Il y a 20 ans, on a demandé à des couples d’avoir des relations sexuelles dans un IRM

En 1991, des scientifiques néerlandais très en vue ont mené une expérience pour le moins surprenante. Ils ont demandé à plusieurs couples d’avoir des relations sexuelles dans une machine IRM afin d’étudier le fonctionnement des organes génitaux. Et plus de deux décennies plus tard, on en parle toujours.

Comme le rappelle Vice dans son article, l’expérience de ces chercheurs a porté sur huit couples au total, dont un était composé par deux acrobates de rue, sans pour autant leur être totalement exclusif.

Sexualité

Trois femmes célibataires ont également été invitées à participer à l’étude.

Huit couples ont fait l’amour dans une machine IRM

L’expérience reposait sur plusieurs sessions. Les participants, recrutés par le biais d’une émission scientifique locale, ont été invités à se rendre dans une salle où se trouvait une machine IRM entourée de longs rideaux.

Les chercheurs ne pouvaient donc pas les regarder directement.

Les trois femmes participantes à l’étude se sont placées sur le dos dans la machine et il leur a été demandé de se donner du plaisir seules.
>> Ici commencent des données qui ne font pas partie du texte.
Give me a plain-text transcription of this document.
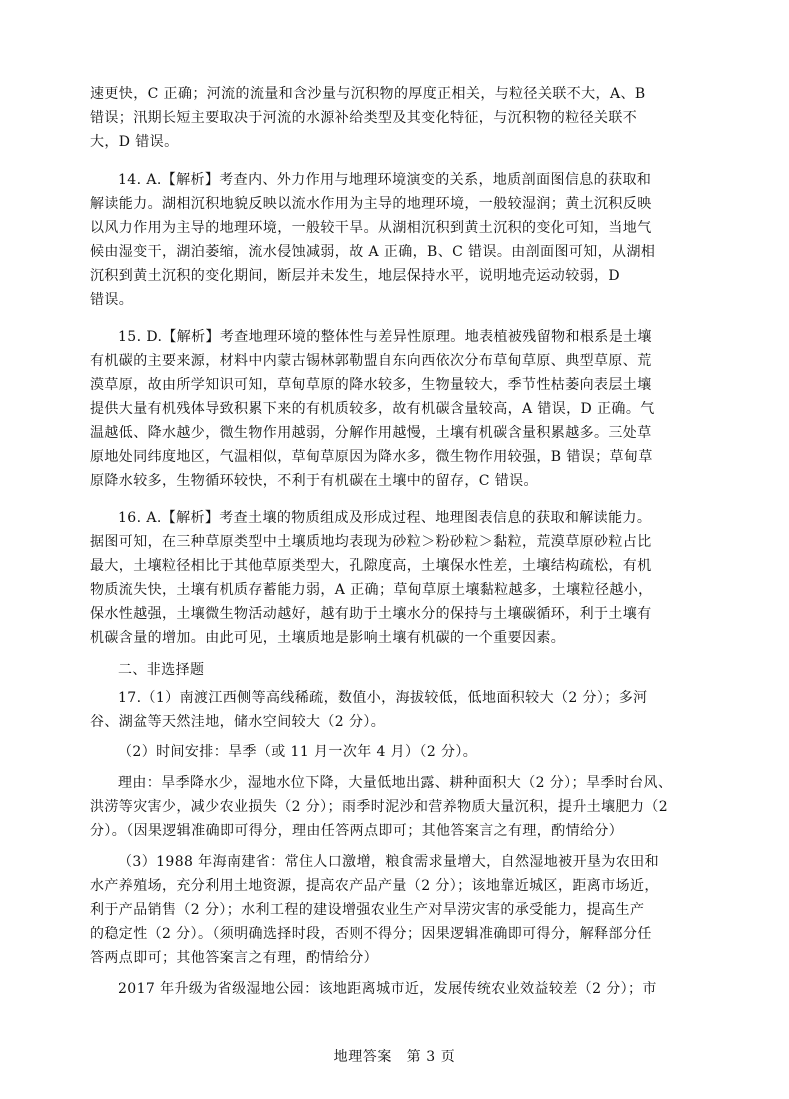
速更快，C 正确；河流的流量和含沙量与沉积物的厚度正相关，与粒径关联不大，A、B
错误；汛期长短主要取决于河流的水源补给类型及其变化特征，与沉积物的粒径关联不
大，D 错误。
14. A.【解析】考查内、外力作用与地理环境演变的关系，地质剖面图信息的获取和
解读能力。湖相沉积地貌反映以流水作用为主导的地理环境，一般较湿润；黄土沉积反映
以风力作用为主导的地理环境，一般较干旱。从湖相沉积到黄土沉积的变化可知，当地气
候由湿变干，湖泊萎缩，流水侵蚀减弱，故 A 正确，B、C 错误。由剖面图可知，从湖相
沉积到黄土沉积的变化期间，断层并未发生，地层保持水平，说明地壳运动较弱，D
错误。
15. D.【解析】考查地理环境的整体性与差异性原理。地表植被残留物和根系是土壤
有机碳的主要来源，材料中内蒙古锡林郭勒盟自东向西依次分布草甸草原、典型草原、荒
漠草原，故由所学知识可知，草甸草原的降水较多，生物量较大，季节性枯萎向表层土壤
提供大量有机残体导致积累下来的有机质较多，故有机碳含量较高，A 错误，D 正确。气
温越低、降水越少，微生物作用越弱，分解作用越慢，土壤有机碳含量积累越多。三处草
原地处同纬度地区，气温相似，草甸草原因为降水多，微生物作用较强，B 错误；草甸草
原降水较多，生物循环较快，不利于有机碳在土壤中的留存，C 错误。
16. A.【解析】考查土壤的物质组成及形成过程、地理图表信息的获取和解读能力。
据图可知，在三种草原类型中土壤质地均表现为砂粒＞粉砂粒＞黏粒，荒漠草原砂粒占比
最大，土壤粒径相比于其他草原类型大，孔隙度高，土壤保水性差，土壤结构疏松，有机
物质流失快，土壤有机质存蓄能力弱，A 正确；草甸草原土壤黏粒越多，土壤粒径越小，
保水性越强，土壤微生物活动越好，越有助于土壤水分的保持与土壤碳循环，利于土壤有
机碳含量的增加。由此可见，土壤质地是影响土壤有机碳的一个重要因素。
二、非选择题
17.（1）南渡江西侧等高线稀疏，数值小，海拔较低，低地面积较大（2 分）；多河
谷、湖盆等天然洼地，储水空间较大（2 分）。
（2）时间安排：旱季（或 11 月一次年 4 月）（2 分）。
理由：旱季降水少，湿地水位下降，大量低地出露、耕种面积大（2 分）；旱季时台风、
洪涝等灾害少，减少农业损失（2 分）；雨季时泥沙和营养物质大量沉积，提升土壤肥力（2
分）。（因果逻辑准确即可得分，理由任答两点即可；其他答案言之有理，酌情给分）
（3）1988 年海南建省：常住人口激增，粮食需求量增大，自然湿地被开垦为农田和
水产养殖场，充分利用土地资源，提高农产品产量（2 分）；该地靠近城区，距离市场近，
利于产品销售（2 分）；水利工程的建设增强农业生产对旱涝灾害的承受能力，提高生产
的稳定性（2 分）。（须明确选择时段，否则不得分；因果逻辑准确即可得分，解释部分任
答两点即可；其他答案言之有理，酌情给分）
2017 年升级为省级湿地公园：该地距离城市近，发展传统农业效益较差（2 分）；市
地理答案　第 3 页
Ensuite, ce sont les couples qui ont dû en faire de même, en respectant un protocole extrêmement strict.

Les femmes devaient ainsi entrer dans la pièce en premier et se déshabiller complètement avant de se glisser dans la machine IRM. L’idée était en effet de disposer d’un scan de référence de leur bassin afin de pouvoir comparer son agencement avant et après la relation sexuelle.

Ensuite, les hommes étaient invités à entrer dans la pièce et à avoir des relations sexuelles avec leur partenaire, dans la position du missionnaire. L’idée n’était pas d’obtenir un orgasme mutuel. Les hommes devaient donc mener leur petite affaire et quitter ensuite la pièce. Les chercheurs ont ensuite demandé aux femmes de se donner du plaisir jusqu’à l’orgasme, seules.

Une expérience qui se focalisait sur les changements induits par l’acte sur les organes génitaux des participants

Deux scans supplémentaires devaient alors être pris : un durant la phase de pré-orgasme et un autre vingt minutes après que les participantes aient atteint le point culminant de leur plaisir.

Les chercheurs ont ensuite observé attentivement les scans de chaque participant pour tenter de déterminer une tendance. Ils ont alors découvert que le pénis ne restait pas droit pendant le coït et qu’il prenait la forme d’un boomerang. Plus intéressant, en effectuant des mesures précises, ils ont aussi réalisé qu’environ un tiers de la longueur du pénis était en réalité… sa racine. L’organe s’étirant de lui-même pendant le rapport.

Les scans ont également révélé des changements importants chez les participantes à l’étude. Les images prises durant la phase d’excitation ont mis au jour un soulèvement rapide de l’utérus et un allongement des parois vaginales.

Un an plus tard, en 2000, l’étude a été récompensée d’un prix Ig-Nobel, une version parodique du célèbre prix. Étrangement, le papier publié par les chercheurs s’est très vite retrouvé au centre de toutes les attentions.

L’article en question est en effet devenu l’article le plus vu et le plus téléchargé du BMJ, une revue spécialisée très en vue dans le milieu scientifique. Et ce pendant plusieurs années.